On veut faire rêver dans les chaumières et les HLM avec ce conte pour enfants racontant le destin de ce jeune homme, pétri de talents et plein d'ambition, issu d'un petit village gascon, et qui, à force de travail, serait arrivé à la tête d'un des plus puissants trusts du pays et d'une fortune personnelle colossale, dépassant le demi-milliard d'euros, le plaçant dans les premiers rangs des fortunes de France. Mais tout cet argent représente la part qu'il s'est octroyée sur le travail des dizaines de milliers d'ouvriers qui travaillaient pour lui.

La presse parle de "l'empire" Lagardère. De fait, le pouvoir de ces grands patrons est quasiment féodal. Personne ne les a élus à la tête de ces prétendus empires industriels, sur lesquels ils règnent sans partage.

Jean-Luc Lagardère avait intronisé son fils, Arnaud, comme dauphin officiel. Et il s'en trouve pour s'extasier sur ces nouvelles "dynasties". Dans tout cela, nul contrôle de la population ou des salariés, nulle élection, si ce n'est parfois par leurs "pairs".

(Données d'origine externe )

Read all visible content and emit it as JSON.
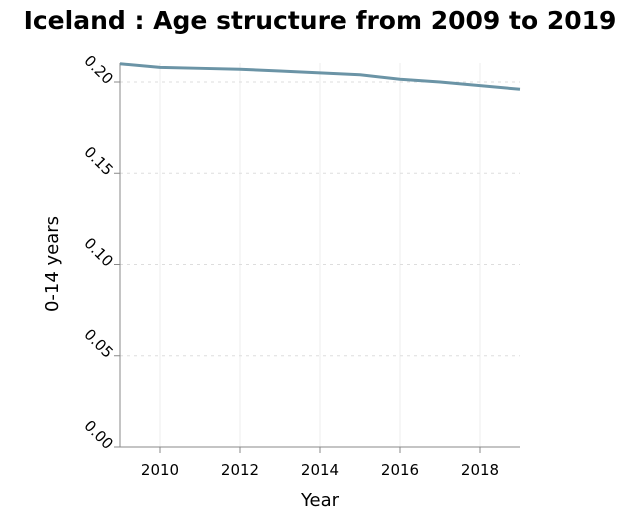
{
  "chart_data": {
    "type": "line",
    "title": "Iceland : Age structure from 2009 to 2019",
    "xlabel": "Year",
    "ylabel": "0-14 years",
    "xlim": [
      2009,
      2019
    ],
    "ylim": [
      0,
      0.2
    ],
    "x_ticks": [
      2010,
      2012,
      2014,
      2016,
      2018
    ],
    "x_tick_labels": [
      "2010",
      "2012",
      "2014",
      "2016",
      "2018"
    ],
    "y_ticks": [
      0,
      0.05,
      0.1,
      0.15,
      0.2
    ],
    "y_tick_labels": [
      "0.00",
      "0.05",
      "0.10",
      "0.15",
      "0.20"
    ],
    "grid": true,
    "series": [
      {
        "x": [
          2009,
          2010,
          2011,
          2012,
          2013,
          2014,
          2015,
          2016,
          2017,
          2018,
          2019
        ],
        "values": [
          0.21,
          0.208,
          0.2075,
          0.207,
          0.206,
          0.205,
          0.204,
          0.2015,
          0.2,
          0.198,
          0.196
        ],
        "color": "#6b94a6"
      }
    ]
  }
}
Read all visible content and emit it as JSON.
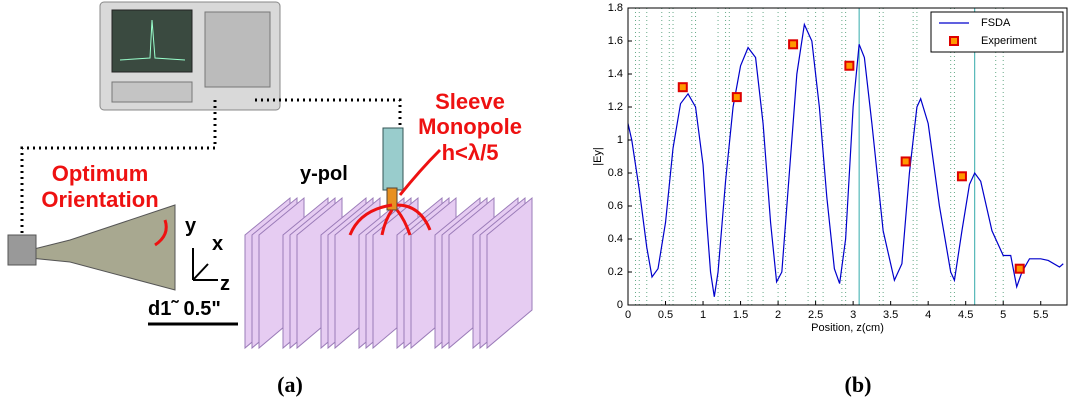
{
  "diagram": {
    "labels": {
      "sleeve": "Sleeve",
      "monopole": "Monopole",
      "height": "h<λ/5",
      "pol": "y-pol",
      "optimum": "Optimum",
      "orientation": "Orientation",
      "ax_y": "y",
      "ax_x": "x",
      "ax_z": "z",
      "spacing": "d1˜ 0.5\""
    },
    "caption": "(a)"
  },
  "chart_caption": "(b)",
  "chart_data": {
    "type": "line",
    "xlabel": "Position, z(cm)",
    "ylabel": "|Ey|",
    "xlim": [
      0,
      5.85
    ],
    "ylim": [
      0,
      1.8
    ],
    "xticks": [
      0,
      0.5,
      1,
      1.5,
      2,
      2.5,
      3,
      3.5,
      4,
      4.5,
      5,
      5.5
    ],
    "yticks": [
      0,
      0.2,
      0.4,
      0.6,
      0.8,
      1,
      1.2,
      1.4,
      1.6,
      1.8
    ],
    "legend": "upper right",
    "vlines": [
      0.1,
      0.15,
      0.25,
      0.45,
      0.55,
      0.6,
      0.85,
      0.9,
      1.2,
      1.3,
      1.35,
      1.6,
      1.65,
      1.8,
      2.0,
      2.1,
      2.4,
      2.5,
      2.6,
      2.85,
      2.9,
      3.35,
      3.4,
      3.8,
      3.85,
      4.3,
      4.35,
      4.9,
      5.0
    ],
    "vlines_solid": [
      3.08,
      4.62
    ],
    "series": [
      {
        "name": "FSDA",
        "type": "line",
        "color": "#0000cc",
        "x": [
          0,
          0.05,
          0.15,
          0.25,
          0.32,
          0.4,
          0.5,
          0.6,
          0.7,
          0.8,
          0.9,
          1.0,
          1.05,
          1.1,
          1.15,
          1.2,
          1.3,
          1.4,
          1.5,
          1.6,
          1.7,
          1.8,
          1.9,
          1.98,
          2.05,
          2.15,
          2.25,
          2.35,
          2.45,
          2.55,
          2.65,
          2.75,
          2.82,
          2.9,
          3.0,
          3.08,
          3.15,
          3.25,
          3.4,
          3.55,
          3.65,
          3.75,
          3.85,
          3.9,
          4.0,
          4.15,
          4.3,
          4.35,
          4.45,
          4.55,
          4.62,
          4.7,
          4.85,
          5.0,
          5.1,
          5.18,
          5.25,
          5.35,
          5.5,
          5.6,
          5.75,
          5.8
        ],
        "values": [
          1.1,
          1.0,
          0.7,
          0.35,
          0.17,
          0.22,
          0.5,
          0.95,
          1.22,
          1.28,
          1.2,
          0.85,
          0.5,
          0.2,
          0.05,
          0.2,
          0.75,
          1.2,
          1.45,
          1.56,
          1.5,
          1.1,
          0.5,
          0.14,
          0.2,
          0.8,
          1.4,
          1.7,
          1.6,
          1.2,
          0.65,
          0.22,
          0.13,
          0.4,
          1.2,
          1.58,
          1.5,
          1.1,
          0.45,
          0.15,
          0.25,
          0.8,
          1.2,
          1.25,
          1.1,
          0.6,
          0.2,
          0.15,
          0.45,
          0.73,
          0.8,
          0.75,
          0.45,
          0.3,
          0.3,
          0.11,
          0.2,
          0.28,
          0.28,
          0.27,
          0.23,
          0.25
        ]
      },
      {
        "name": "Experiment",
        "type": "scatter",
        "color": "#dd0000",
        "fill": "#ff9900",
        "x": [
          0.73,
          1.45,
          2.2,
          2.95,
          3.7,
          4.45,
          5.22
        ],
        "values": [
          1.32,
          1.26,
          1.58,
          1.45,
          0.87,
          0.78,
          0.22
        ]
      }
    ]
  }
}
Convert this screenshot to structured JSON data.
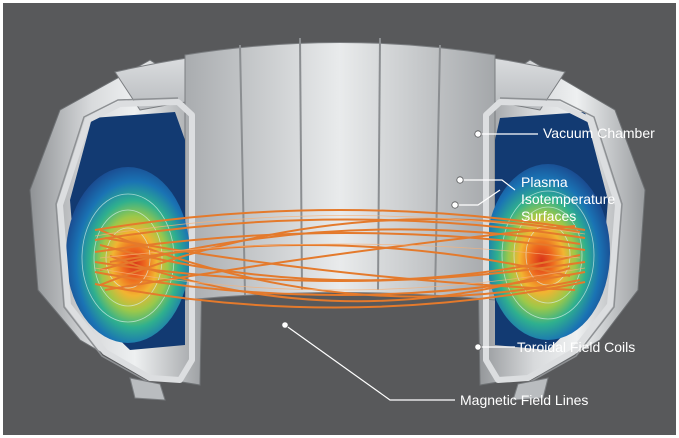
{
  "labels": {
    "vacuum_chamber": "Vacuum Chamber",
    "plasma_line1": "Plasma",
    "plasma_line2": "Isotemperature",
    "plasma_line3": "Surfaces",
    "toroidal_field_coils": "Toroidal Field Coils",
    "magnetic_field_lines": "Magnetic Field Lines"
  },
  "colors": {
    "background": "#58595b",
    "steel": "#c9cbcd",
    "plasma_hot": "#e8431e",
    "plasma_cool": "#1d4f9a",
    "field_lines": "#e47a2c",
    "label_text": "#ffffff"
  }
}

Lagardère ne laisse rien, sinon son sens des affaires et sa fortune. Mais son nom n'est pas attaché à une invention qui se traduirait par un bienfait pour l'humanité. Il n'a été qu'un héros de ce système, et il est après tout naturel que ses tenants et ceux qui en tirent profit se reconnaissent en lui. Grand bien leur fasse.